The portrait given is one revealing the levels of hardship, depravations, depravities, and extreme experiences of a common soldier involved in the most terrible and hard-fought campaign of World War Two, Operation Barbarossa. One sees how the culture from which they sprang made all of this possible, the savagery toward Russian civilians, the rampant anti-Semitism, and the butchering of everything that walked, crawled, or flew into their pathway. Indeed, the changes such experiences must make on any ordinary human being; the slow but inexorable metamorphosis from callow and self-assured young men to war and world weary cynics willing to do anything to see another tomorrow, and the vaguest hope of someday going back to home and the world, makes them into battle-hardened survivors who do what need to be done to protect themselves and their comrades with trained indifference.

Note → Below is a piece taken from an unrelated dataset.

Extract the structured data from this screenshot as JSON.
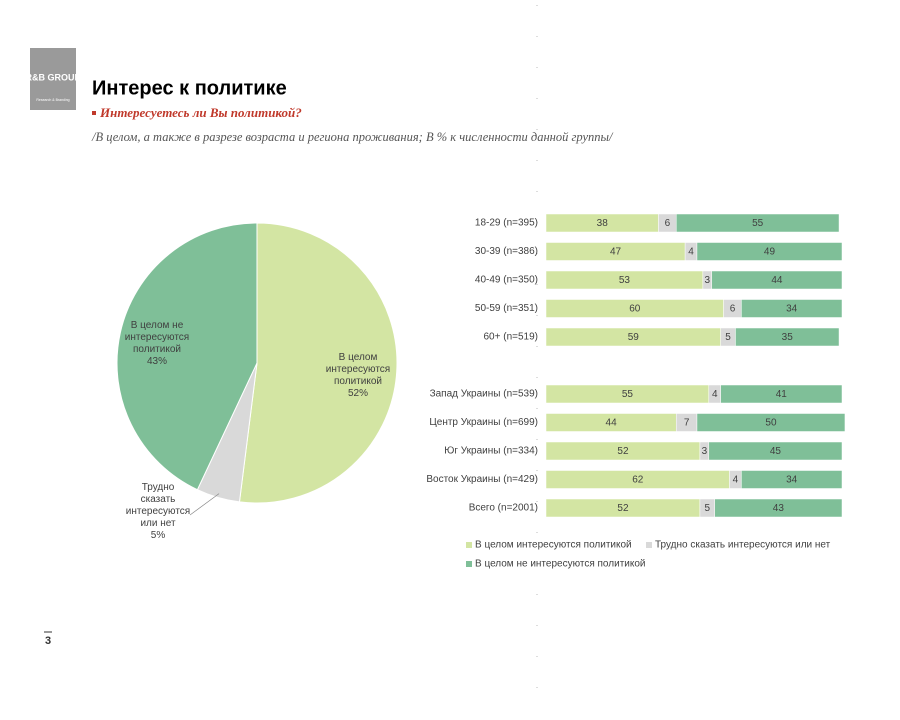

This is indeed a worthwhile and well-described (which is not to say easily read) story of a view of the Wehrmacht informed by a consideration of the social and cultural factors surrounding their participation in the barbarian behavior of the German Army in the Soviet Union and elsewhere. In the last analysis, it is in the close knit circles of comrades and friends that such things become possible, and the cultural background and social factors allowing these thousands of otherwise decent young men to willingly participate in the excesses of the Gernamn Army are much more understandable in light of the factors examined and discussed herein. Finally it comes down to living in the small community of buddies and surviving in that context that becomes paramount in the day-to-day experiences. This is, in that sense at least, a very moving and graphic document in describing such experiences, and should be read and understood by any serious student of WWII.